Digital Property Law [was RE: [MUD-Dev] Selling training]
Steve {Bloo} Daniels
sdaniels at playnet.com
Fri Mar 23 10:49:18 CET 2001
Joe Andrieu wrote:
> Steve (Bloo) Daniels wrote:
>> Joe Andrieu wrote:
> So, your premise is that digital property will only be handled by
> contract law?
Actually, my presumption is that "digital property" as you have
described it, is not property in any legally significant context. I'm
open to evidence and opinions on the matter but that's the position I
start with.
>> You don't believe in integration clauses or the statute of frauds?
>> Interesting.
> Actually, I'm not sure what you mean by that. I do think that the
> semantic interpretation of a written contract could vary
> significantly based on how the service is actually delivered, as
> such delivery could imply definitions in alternative ways.
Just FYI. Integration clauses are often in contracts (and you'll find
them in the EULA's for UO, EQ, etc.) state that the written contract
is the *whole* of the contract. Nothing is to be implied. The
classic legal phrase is that a judge shouldn't look beyond the "Four
Corners" of the written contract for any terms (of course, there are
things you can't waive by contract and these clauses don't interfere
with such considerations).
Statute of Frauds is a catch-all term for laws that most states (and
countries) have that says for certain subjects, you *must* have a
written contract to have a court enforce it. Particularly property.
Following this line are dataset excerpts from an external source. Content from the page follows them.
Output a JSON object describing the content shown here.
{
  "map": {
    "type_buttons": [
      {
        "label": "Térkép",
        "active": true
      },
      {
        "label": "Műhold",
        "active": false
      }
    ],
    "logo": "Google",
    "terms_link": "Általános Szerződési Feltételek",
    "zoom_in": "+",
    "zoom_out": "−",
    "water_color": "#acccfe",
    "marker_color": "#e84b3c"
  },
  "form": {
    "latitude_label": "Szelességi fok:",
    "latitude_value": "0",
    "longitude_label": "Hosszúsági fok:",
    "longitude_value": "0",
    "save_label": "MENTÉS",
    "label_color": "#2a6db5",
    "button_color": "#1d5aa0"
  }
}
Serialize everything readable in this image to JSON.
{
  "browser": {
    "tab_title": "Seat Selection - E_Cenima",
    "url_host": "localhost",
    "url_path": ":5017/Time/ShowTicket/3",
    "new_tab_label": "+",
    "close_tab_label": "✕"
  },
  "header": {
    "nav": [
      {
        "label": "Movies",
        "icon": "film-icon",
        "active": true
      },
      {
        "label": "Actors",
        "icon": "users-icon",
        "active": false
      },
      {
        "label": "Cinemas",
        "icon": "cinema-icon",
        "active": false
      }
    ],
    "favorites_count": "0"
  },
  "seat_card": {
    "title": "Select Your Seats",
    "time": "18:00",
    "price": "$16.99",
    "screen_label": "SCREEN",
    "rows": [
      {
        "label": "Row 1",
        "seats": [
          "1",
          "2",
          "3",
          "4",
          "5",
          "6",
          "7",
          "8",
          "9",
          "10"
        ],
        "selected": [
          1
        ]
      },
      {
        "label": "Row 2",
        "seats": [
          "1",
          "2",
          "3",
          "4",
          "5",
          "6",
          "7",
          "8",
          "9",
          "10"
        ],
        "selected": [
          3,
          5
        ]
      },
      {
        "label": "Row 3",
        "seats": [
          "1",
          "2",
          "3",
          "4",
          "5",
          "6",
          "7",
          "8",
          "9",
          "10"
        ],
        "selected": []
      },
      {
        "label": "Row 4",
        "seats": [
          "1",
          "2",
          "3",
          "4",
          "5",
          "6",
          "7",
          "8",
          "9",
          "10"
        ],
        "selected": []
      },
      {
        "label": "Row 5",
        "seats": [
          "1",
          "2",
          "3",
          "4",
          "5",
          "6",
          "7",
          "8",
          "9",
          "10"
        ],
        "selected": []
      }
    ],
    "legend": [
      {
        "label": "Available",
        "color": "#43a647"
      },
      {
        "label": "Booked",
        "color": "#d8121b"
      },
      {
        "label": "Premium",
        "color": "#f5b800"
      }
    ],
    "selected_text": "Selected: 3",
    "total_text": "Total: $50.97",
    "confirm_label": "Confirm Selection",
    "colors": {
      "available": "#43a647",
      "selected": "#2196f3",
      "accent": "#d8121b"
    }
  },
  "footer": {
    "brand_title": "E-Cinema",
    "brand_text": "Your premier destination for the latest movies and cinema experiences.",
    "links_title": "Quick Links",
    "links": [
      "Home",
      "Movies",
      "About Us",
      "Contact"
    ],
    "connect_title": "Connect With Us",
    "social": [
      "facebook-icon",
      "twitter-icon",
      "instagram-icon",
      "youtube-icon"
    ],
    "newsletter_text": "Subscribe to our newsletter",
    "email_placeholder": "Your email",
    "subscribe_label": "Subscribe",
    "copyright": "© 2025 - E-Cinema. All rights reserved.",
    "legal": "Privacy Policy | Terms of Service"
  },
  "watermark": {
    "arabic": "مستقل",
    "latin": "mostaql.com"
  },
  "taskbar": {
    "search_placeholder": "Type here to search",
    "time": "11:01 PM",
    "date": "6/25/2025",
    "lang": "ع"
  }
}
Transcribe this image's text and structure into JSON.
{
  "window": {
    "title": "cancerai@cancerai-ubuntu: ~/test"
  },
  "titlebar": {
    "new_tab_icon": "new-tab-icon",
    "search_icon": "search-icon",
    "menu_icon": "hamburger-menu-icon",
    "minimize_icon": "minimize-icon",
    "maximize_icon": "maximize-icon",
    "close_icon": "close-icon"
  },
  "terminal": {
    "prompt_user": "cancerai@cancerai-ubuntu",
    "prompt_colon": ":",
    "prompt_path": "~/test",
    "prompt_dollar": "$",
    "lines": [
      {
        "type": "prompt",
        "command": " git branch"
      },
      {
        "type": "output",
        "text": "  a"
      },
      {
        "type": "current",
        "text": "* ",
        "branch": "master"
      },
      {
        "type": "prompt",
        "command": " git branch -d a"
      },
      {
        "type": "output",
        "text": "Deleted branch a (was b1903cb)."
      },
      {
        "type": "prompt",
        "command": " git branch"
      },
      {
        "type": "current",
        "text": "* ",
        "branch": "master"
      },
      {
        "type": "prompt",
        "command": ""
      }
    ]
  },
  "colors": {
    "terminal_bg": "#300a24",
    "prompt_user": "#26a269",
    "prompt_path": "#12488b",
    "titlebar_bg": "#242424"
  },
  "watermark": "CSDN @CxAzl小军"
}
These statutes essentially delimit their specified subjects from valid
verbal contracts. There are variations amongs different states but
the most common subjects of SoFs in the US are: contracts for goods of
$500 or more, property (real estate), and services that will take
greater than a year to perform (cannot be performed in less than one
year). Because intellectual property is federal (with the exception
of a few states with surviving trademark law), state SoFs don't always
speak to that subject. But the same concerns that prompted the
creation of SoFs in the first place are addressed in copyright and
patent law (and trademark too, IIRC) with a "writing" requirement for
transfers or licenses of rights.
> Yes, I meant adhesion. And I must say your are probably right here.
> However, it seems that if the service is charging $1000 for the Mofo
> Sword From Hell, then it is a significant consumer expenditure.
It's not like buying a house. These aren't equal factors.
Necessities is much more important, and there are other factors. Even
if you somehow reach the conclusion that the game is a necessity, if
you can play it at all without buying the expensive sword, you're SOL
(Not an abbreviation for theSword of Lost Light in AC ;-).
> Ok, that may get rid of the implied terms in my example, but I'm not
> convinced it will set contract law above all other law in all
> situations.
Don't think of it as one type of law being placed 'over' another.
Think of it more as a judge looking for an 'out' to get the
sure-to-be-confusing case off of his docket. If you like, think of
the contract law issues as a crutch that a judge can, and IMO will,
lean on to get the case out and over with ASAP. And in all
likelihood, that will only come after a judge strenously urges the
parties to reach a deal and keep it out of his court room.
> I argue that if it doesn't already exist, then it will. Property
> rights allow people to engage in transaction that they otherwise
> wouldn't. Why pay $1000 for the Mofo Sword if I'm just going to get
> PK'd and lose it as soon as I leave the store? I won't. But give
> me property rights enforced in some way by the system and I will.
And you can do that with a contract that provides and exclusive
service, i.e., access, use of, return of, Item X (a
copyright-protected element of Game Y).
>> Well, I wouldn't say "regularly". In the less than 10% of cases
>> that actual go to a judge or jury, liquidated damage clauses that
>> are found unfair, unreasonable, etc., are ignored. That simply
>> means they aren't immune to judicial scrutiny.
> 10% is pretty regular to me. I didn't say always. If I had a 10%
> chance of losing $1 million, then I'm going to spend at least
> $100,000 if it will remove the risk. My point was that liquidated
> damages are fully in the realm of Contract Law--which you seem to
> claim is the only reasonable forum for disputes of the type we are
> discussing--and yet, 10% of the time, they are overturned.
That isn't what I said. They aren't overturned that often. X Legal
Suits involving liquidated damage clauses Y = X/10 Y go to trial,
require judicial scrutiny Z < (Y/2) Z suits in which the clauses are
found to be unfair, etc.
No way to be precise on those, but there is no doubt Z is *much* less
than Y.
> p.s. I will however agree that perhaps the right TOS could avoid
> most of these issues. MOST. Probably not all. But how many startup
> MUDs can really afford a good lawyer anyway?
And I think you could have a system that achieves the same result you
want without resorting to property law issues.